Yellen Confirmed as Treasury Secretary
Yesterday, the U.S. Senate confirmed Janet Yellen’s nomination by a vote of 84-15, making her the first woman Treasury secretary in the Department’s 232-year history. Yellen, one of Biden’s first Cabinet-level nominations, is an economist who also served as Chair of the Federal Reserve from 2014 to 2018, where the Fed’s policies led to a strong labor market and record-long expansion that drove unemployment to its lowest rate in 50 years before rising again due to the COVID-19 pandemic.

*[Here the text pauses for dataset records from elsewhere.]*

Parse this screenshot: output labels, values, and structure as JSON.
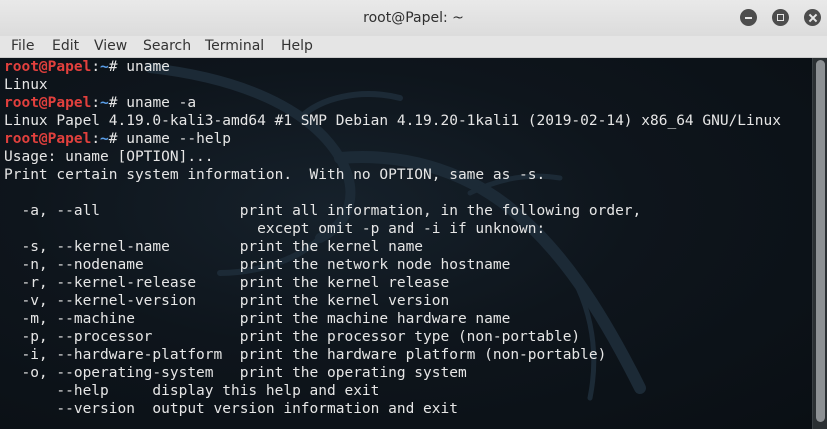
{
  "window": {
    "title": "root@Papel: ~"
  },
  "menu": {
    "items": [
      "File",
      "Edit",
      "View",
      "Search",
      "Terminal",
      "Help"
    ]
  },
  "icons": {
    "minimize": "minimize-icon",
    "maximize": "maximize-icon",
    "close": "close-icon",
    "watermark": "kali-dragon-logo"
  },
  "colors": {
    "prompt_user": "#e2403d",
    "prompt_path": "#5a9ee8",
    "terminal_text": "#e6e6e6",
    "terminal_bg": "#0e151c"
  },
  "prompt": {
    "user": "root@Papel",
    "sep": ":",
    "path": "~",
    "symbol": "# "
  },
  "terminal": {
    "lines": [
      {
        "type": "prompt",
        "cmd": "uname"
      },
      {
        "type": "out",
        "text": "Linux"
      },
      {
        "type": "prompt",
        "cmd": "uname -a"
      },
      {
        "type": "out",
        "text": "Linux Papel 4.19.0-kali3-amd64 #1 SMP Debian 4.19.20-1kali1 (2019-02-14) x86_64 GNU/Linux"
      },
      {
        "type": "prompt",
        "cmd": "uname --help"
      },
      {
        "type": "out",
        "text": "Usage: uname [OPTION]..."
      },
      {
        "type": "out",
        "text": "Print certain system information.  With no OPTION, same as -s."
      },
      {
        "type": "out",
        "text": ""
      },
      {
        "type": "out",
        "text": "  -a, --all                print all information, in the following order,"
      },
      {
        "type": "out",
        "text": "                             except omit -p and -i if unknown:"
      },
      {
        "type": "out",
        "text": "  -s, --kernel-name        print the kernel name"
      },
      {
        "type": "out",
        "text": "  -n, --nodename           print the network node hostname"
      },
      {
        "type": "out",
        "text": "  -r, --kernel-release     print the kernel release"
      },
      {
        "type": "out",
        "text": "  -v, --kernel-version     print the kernel version"
      },
      {
        "type": "out",
        "text": "  -m, --machine            print the machine hardware name"
      },
      {
        "type": "out",
        "text": "  -p, --processor          print the processor type (non-portable)"
      },
      {
        "type": "out",
        "text": "  -i, --hardware-platform  print the hardware platform (non-portable)"
      },
      {
        "type": "out",
        "text": "  -o, --operating-system   print the operating system"
      },
      {
        "type": "out",
        "text": "      --help     display this help and exit"
      },
      {
        "type": "out",
        "text": "      --version  output version information and exit"
      }
    ]
  }
}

“I have very strong disagreements with Dr. Yellen on a number of her positions, particularly in the tax policy arena, but she has committed to us that she will work with us,” said Senator Mike Crapo (R-Idaho), after the Senate Finance Committee unanimously approved her nomination by a vote of 26-0. “And I think the strong vote on our side to support her today is an indication that we want to engage.”
“I don’t think you could get a 26 to nothing vote to agree to buy a soda,” added Senator Ron Wyden (D-Ore.), who will soon assume the chairmanship of the Finance Committee. “So this is an indication that she is really an NBA all-star when it comes to Senate confirmation.”
Biden has committed to investing $2 trillion in green energy projects, infrastructure, and education to increase American competitiveness. Similarly, Yellen endorsed effective financial regulation and a carbon pricing system to fight systemic risks from climate change.
Biden also proposed a $1.9 trillion plan for coronavirus relief. Yellen urged senators to “act big” on the relief proposal to avoid a longer recession, longer-term job loss, and severe economic scarring. The relief package is already facing opposition from Republicans who claim the amount is too high.
According to Reuters, Yellen responded to senators’ concerns and questions by stating that she would consider raising tax rates for ‘pass-through’ small businesses—including sole proprietorships—raising capital gains taxes on the wealthy, and imposing a new minimum corporate tax.
Yellen’s remarks reflect a new position on government debt among policymakers and economists that focuses on interest rates being paid and the returns it generates, instead of the total amount being borrowed. Recently, the Treasury’s interest outlays have fallen lower than pre-pandemic levels.